Um sie herum regierte das Chaos; das Motorengeräusch des Jeeps, der heulende Wind, das Gelächter der anderen … aber Griffin streckte die Hand aus und streichelte ihre Wange, und bei der simplen Berührung wurde alles andere bedeutungslos – es gab nur noch sie beide.
»Geht es dir gut?«, fragte er sanft.
Ging es ihr gut... Diese letzte Woche war ihr wie eine Ewigkeit vorgekommen, die im Handumdrehen vergangen war. Sie hatte diesen unglaublichen Mann getroffen, diesen erstaunlichen, starken, intelligenten Mann. Sie hatte gesehen, wie er sich seinem persönlichen Albtraum gestellt und ihn überwunden hatte. Sie hatte mit ihm gelacht und geweint.
Mit ihm geschlafen.
Und heute Abend würden sie alle zusammen essen, sich wahrscheinlich unterhalten und noch ein wenig mehr gemeinsam lachen. Vielleicht würde sie sogar wieder mit ihm schlafen – sie hoffte sehr, dass sie wieder mit ihm schlafen würde -, und dann würde sie ihn morgen früh in seine Welt zurückfliegen und selbst wieder in ihre verschwinden.
Nur das Ende einer weiteren kleinen Episode in ihrem Leben. Es gab einen Haufen unzusammenhängender Episoden, die alle nur noch vage Erinnerungen waren für sie.
Nur für sie allein.
Das war es, was sie immer gewollt hatte. Freiheit. Unabhängigkeit.
»Lyndie?«
»Mir geht es gut.« Sie brachte ein Lächeln zustande. »Mir geht’s immer gut.«
Im Gasthaus wartete Rosa mit neuen Bergen von Essen auf sie. Sie musste heute niemanden zwingen, ordentlich zuzulangen, sie waren alle hungrig wie die Wölfe, einschließlich Lyndie. Sie aß, und hinterher, bevor sie in ihrem Zimmer verschwinden konnte, wirbelte Brody sie im Hof zu den Klängen der mexikanischen Musik herum, die aus dem kleinen Lautsprecher an der Wand plärrte.
Die Nacht war warm und ruhig. Vielleicht halluzinierte
sie ja, oder vielleicht wollte sie es auch nur so sehr, jedenfalls kam ihr die Nacht klarer und noch schöner vor als die Nächte, die sie erinnerte. Der Mond schien auf die Hügel um sie herum und auf den schönen Garten im Hof, den Rosa so hingebungsvoll pflegte.
Nicht gewöhnt an solch leichten Zeitvertreib, versuchte sie sich zu befreien, weil ihr von seinem Herumwirbeln schon schwindlig wurde. »Ich trete dir noch auf die Füße«, warnte sie ihn.

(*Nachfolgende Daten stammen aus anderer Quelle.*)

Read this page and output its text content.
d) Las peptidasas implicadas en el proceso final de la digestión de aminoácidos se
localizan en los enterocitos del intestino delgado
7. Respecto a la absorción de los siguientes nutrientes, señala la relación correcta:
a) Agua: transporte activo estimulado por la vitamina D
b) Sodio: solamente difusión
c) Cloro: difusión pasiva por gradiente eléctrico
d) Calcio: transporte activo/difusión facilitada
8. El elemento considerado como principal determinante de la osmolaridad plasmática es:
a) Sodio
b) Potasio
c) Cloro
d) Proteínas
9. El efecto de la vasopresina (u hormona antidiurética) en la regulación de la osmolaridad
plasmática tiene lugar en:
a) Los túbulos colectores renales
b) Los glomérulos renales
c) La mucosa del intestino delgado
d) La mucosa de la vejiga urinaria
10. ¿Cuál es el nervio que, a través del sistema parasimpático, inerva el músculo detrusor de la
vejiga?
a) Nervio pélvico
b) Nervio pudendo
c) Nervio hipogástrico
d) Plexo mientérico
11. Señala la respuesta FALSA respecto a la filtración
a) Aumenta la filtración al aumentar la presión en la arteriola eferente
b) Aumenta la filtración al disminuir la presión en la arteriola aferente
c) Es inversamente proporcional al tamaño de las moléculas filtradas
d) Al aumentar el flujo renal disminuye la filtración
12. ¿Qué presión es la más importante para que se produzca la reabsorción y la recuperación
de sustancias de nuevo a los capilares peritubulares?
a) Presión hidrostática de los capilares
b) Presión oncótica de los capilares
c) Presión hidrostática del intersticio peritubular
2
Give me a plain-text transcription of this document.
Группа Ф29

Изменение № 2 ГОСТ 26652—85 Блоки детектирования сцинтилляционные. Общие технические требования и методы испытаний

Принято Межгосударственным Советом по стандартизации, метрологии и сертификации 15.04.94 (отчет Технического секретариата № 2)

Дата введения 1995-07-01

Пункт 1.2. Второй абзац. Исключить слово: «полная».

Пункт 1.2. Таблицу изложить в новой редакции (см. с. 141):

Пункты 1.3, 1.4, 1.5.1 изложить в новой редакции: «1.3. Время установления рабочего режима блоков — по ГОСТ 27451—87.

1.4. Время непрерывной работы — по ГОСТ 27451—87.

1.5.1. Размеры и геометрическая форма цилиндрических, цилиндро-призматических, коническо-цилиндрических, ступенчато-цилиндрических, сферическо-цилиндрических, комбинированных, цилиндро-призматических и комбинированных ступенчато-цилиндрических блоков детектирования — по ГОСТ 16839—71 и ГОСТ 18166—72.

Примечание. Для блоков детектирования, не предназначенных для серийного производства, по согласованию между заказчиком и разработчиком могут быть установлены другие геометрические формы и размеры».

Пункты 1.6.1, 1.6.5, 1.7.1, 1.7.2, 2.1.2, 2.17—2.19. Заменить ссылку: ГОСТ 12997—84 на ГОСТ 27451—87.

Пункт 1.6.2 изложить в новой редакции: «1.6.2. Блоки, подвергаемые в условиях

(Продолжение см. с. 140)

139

»Deshalb trage ich ja Stahlkappen an den Stiefeln, Schätzchen«, grinste Brody. »Du kannst mir auf die Füße treten so viel du willst.«
Sie sah in ein Gesicht, das mit seiner ruhigen Kraft und den alles sehenden Augen Griffins Gesicht so ähnlich sah und dennoch so verschieden war. Brody lächelte häufiger, was die tiefen Lachfalten bezeugten, und Lyndie konnte sich gut vorstellen, dass Frauen an diesen Moore-Bruder leichter heranzukommen glaubten. »Warum tanzt du überhaupt mit mir?«
»Was, darf ich nicht mit einer schönen Frau tanzen?«
»Die schöne Frau, die mit dir tanzen möchte, steht am Rand der Tanzfläche, hat sich mächtig aufgebrezelt, um deine Aufmerksamkeit zu erregen, und würde mich mit ihren blitzenden Augen am liebsten erdolchen.«
»Ah. Nina «, sagte er mit einem sehr männlichen Seufzer.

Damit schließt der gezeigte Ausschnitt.